Pada era Orde Baru, kata orang, duit gampang dicari. Tahun
1980-an, uang Rp 100 bisa untuk beli sarapan nasi uduk plus tahu-tempe.
Tetapi, pada era Reformasi, orang kerepotan cari nasi. Sekarang, tahun 2015,
uang Rp 1.000 untuk ke toilet umum saja kurang. Ibu-ibu ke pasar mengeluh
karena uang Rp 100.000 tidak cukup lagi untuk belanja harian. Harga daging
saja berkisar Rp 120.000-Rp 130.000 per kilogram. Jadi, ingat zaman malaise.

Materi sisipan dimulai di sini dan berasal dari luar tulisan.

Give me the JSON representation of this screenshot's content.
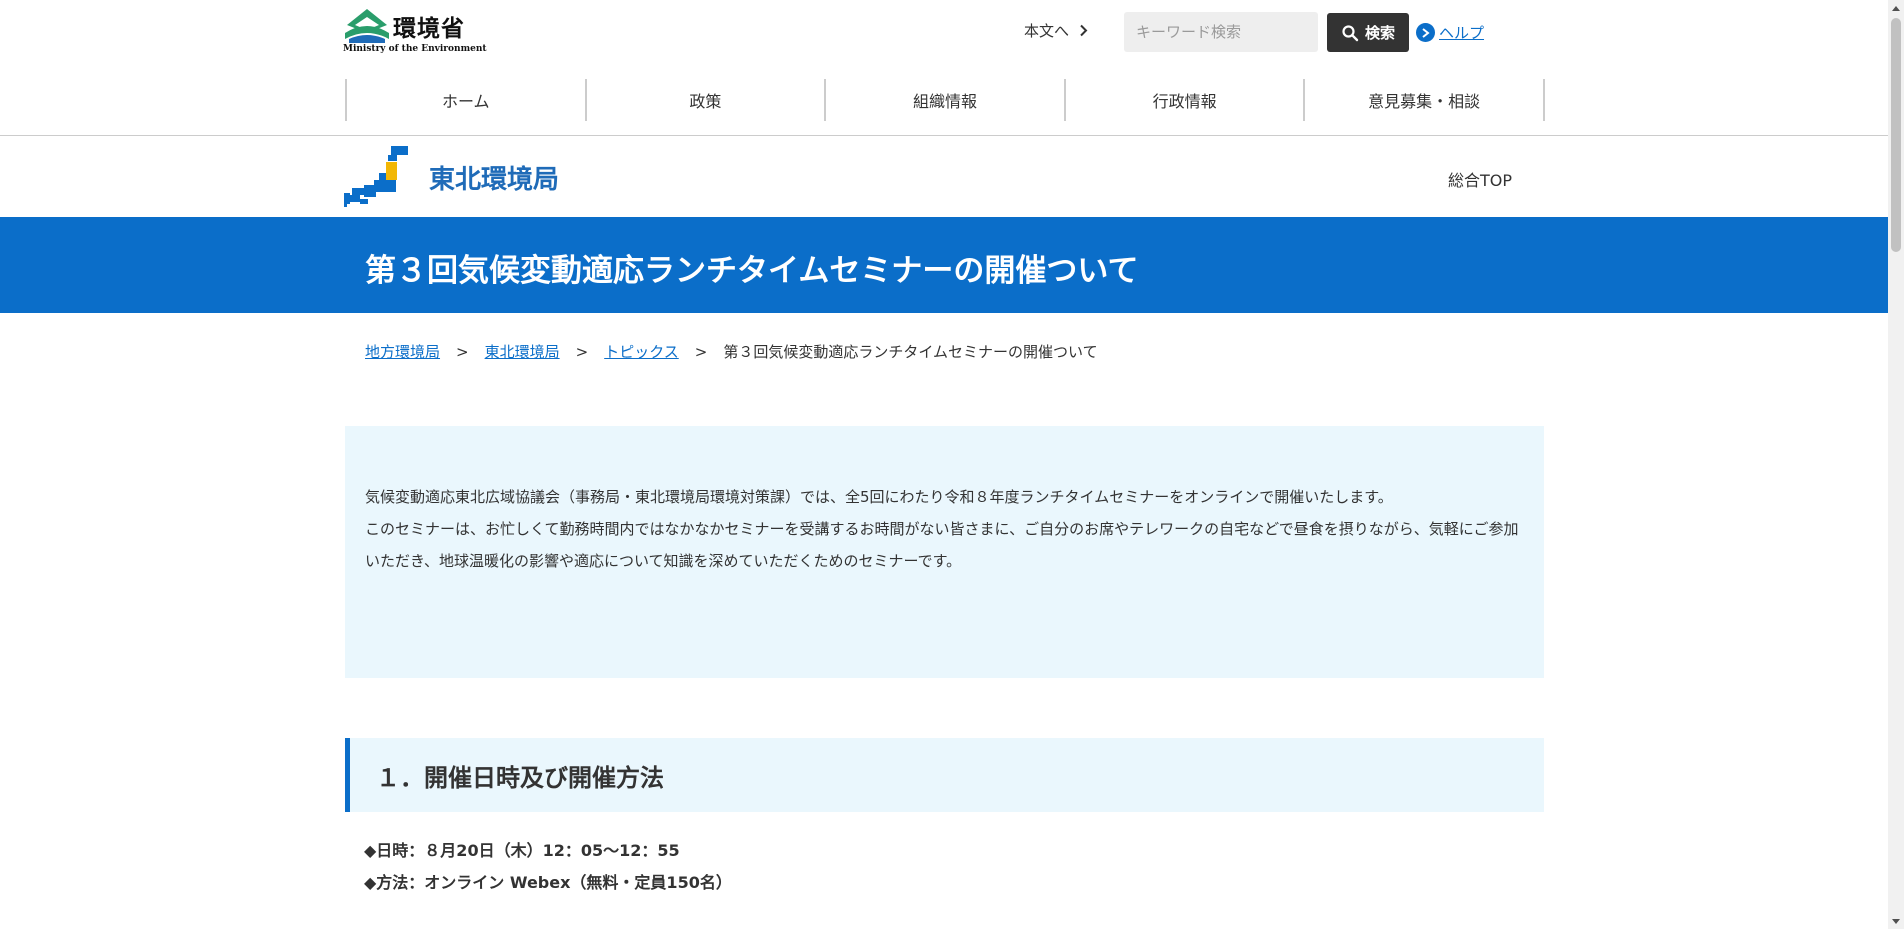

Pendapatan penduduk yang sebelumnya 8 sen (hampir sepicis/10 sen) per hari turun
4 sen (hampir sekelip/5 sen) sehari dan terus turun sampai 2,5 sen
(sebenggol). Di Fikiran Ra'jat, 1934, Bung Karno menggugat, "Orang Indonesia Cukup Nafkahnya
Sebenggol Sehari?" (Dibawah Bendera Revolusi, jilid I, 1965).
Tetapi, zaman normal ditandai dengan kontrol penguasa yang
sangat ketat. Menurut Ricklefs, masa separuh awal abad ke-20 menggambarkan
rezim Belanda yang paling menindas dan paling konservatif dalam sejarah abad
ke-20. Era Orde Baru, masih terlalu segar dalam ingatan, suara rakyat begitu
lama dibungkam. Orde Baru adalah kisah penaklukan negara atas rakyatnya.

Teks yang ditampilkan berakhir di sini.